Zonder de aanwezigheid van de vorig jaar bij een motorongeluk ernstig geblesseerd geraakte Maier, zou Eberharter in Salt Lake City dan eindelijk aan zijn olympische 'goldrush' gaan beginnen. De 32-jarige inwoner van Stumm had in de voorbereidende maanden zo ongeveer alles gewonnen wat er te winnen viel en meldde zich dan ook als de grote favoriet voor vrijwel alle ski-onderdelen in olympisch Utah. Waar, tot zijn verbazing en ontzetting, veel meer kapers op de kust bleken te zijn; na drie van de vijf alpinedisciplines wist Eberharter nog steeds niet hoe een gouden plak er van dichtbij uitzag.
"Ik weet dat alle ogen in Salt Lake City vooral op mij zijn gericht, maar met die druk weet ik echt wel om te gaan", meldde hij afgelopen zaterdag nog ietwat geprikkeld, nadat hij bij de Super G opnieuw net naast olympisch goud (zilver achter Aamodt) had gegrepen.
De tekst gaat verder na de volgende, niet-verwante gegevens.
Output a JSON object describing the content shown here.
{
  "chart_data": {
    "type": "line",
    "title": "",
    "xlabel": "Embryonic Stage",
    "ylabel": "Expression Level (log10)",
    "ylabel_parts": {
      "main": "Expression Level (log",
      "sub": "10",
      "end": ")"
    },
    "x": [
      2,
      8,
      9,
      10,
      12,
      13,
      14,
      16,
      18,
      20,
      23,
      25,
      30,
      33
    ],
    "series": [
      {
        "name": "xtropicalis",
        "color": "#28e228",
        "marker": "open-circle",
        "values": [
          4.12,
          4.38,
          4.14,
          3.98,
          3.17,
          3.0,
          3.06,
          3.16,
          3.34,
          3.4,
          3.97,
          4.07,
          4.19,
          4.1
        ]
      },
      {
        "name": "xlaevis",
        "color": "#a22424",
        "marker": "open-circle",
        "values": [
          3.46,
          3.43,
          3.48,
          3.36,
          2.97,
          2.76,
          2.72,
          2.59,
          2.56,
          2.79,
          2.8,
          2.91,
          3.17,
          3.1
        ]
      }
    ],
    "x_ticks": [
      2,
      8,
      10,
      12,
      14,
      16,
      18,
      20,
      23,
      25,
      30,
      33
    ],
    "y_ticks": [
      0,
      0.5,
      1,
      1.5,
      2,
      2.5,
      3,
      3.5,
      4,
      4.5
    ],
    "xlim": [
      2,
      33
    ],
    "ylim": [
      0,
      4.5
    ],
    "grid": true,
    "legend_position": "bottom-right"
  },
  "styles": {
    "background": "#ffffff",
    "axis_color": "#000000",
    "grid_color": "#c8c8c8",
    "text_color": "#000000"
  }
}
Dat prikkelende woorden een heilzame werking kunnen bezitten, bewees hij gisteren, want de wijze waarop Eberharter de 1433 meter lange reuzenslalom aanviel, was van ongekende klasse en getuigde van een overdosis moed waarover alleen de allergrootsten op de belangrijkste momenten beschikken.
Zelfs de chauvinistische Amerikanen, die hun nationale skiheld Bode Miller op voorhand al tot de gedoodverfde winnaar hadden gebombardeerd, klapten hun handen stuk na de superieure eerste run van de Oostenrijker, die maar liefst 0,9 seconden afsnoepte van de tijd die de als eerste gestarte Miller op de klokken had gezet. Dat Miller zijn uiteindelijk zevende plaats van de eerste run wist om te buigen naar de zilveren stek na twee runs, zegt veel over de strijdlust van de man uit New Hampshire. Onder aanmoedigingen van bijna 17.000 uitzinnige toeschouwers knokte hij zich bewonderenswaardig ver naar voren, maar de zetel waarin Eberharter zich na de eerste run bevond, bleef buiten bereik van de publiekslieveling.
Met het olympische goud is de 'reïncarnatie' van Eberharter dan eindelijk voltooid. Elf jaar geleden alweer liet de destijds 21-jarige skiër zich tijdens zijn eerste WK-deelname op zowel de Super G als de combinatie tot wereldkampioen kronen. Een levende legende was in de maak, de nog jonge Eberharter leek te beschikken over vleugels, die hem naar ongekende hoogten zouden brengen. Maar wie te dicht bij de zon vliegt, verbrandt zijn vleugels en een serie zware en minder zware blessures deed de ambitieuze skiër met beide latten weer op aarde belanden. Toen de fanatieke golfer ("vergeleken bij golf is skiën maar een simpele sport") het blessureleed eindelijk de baas was, bleek Maier Eberharters rol van 'Oostenrijks wonderkind' te hebben overgenomen. 'Schimmelig en vol gaten' luidde in Oostenrijk ineens de spottende vergelijking tussen Eberharters loopbaan en een stuk kaas. Maar sinds gisteren mag die kaas wel de naam 'Goudse' dragen.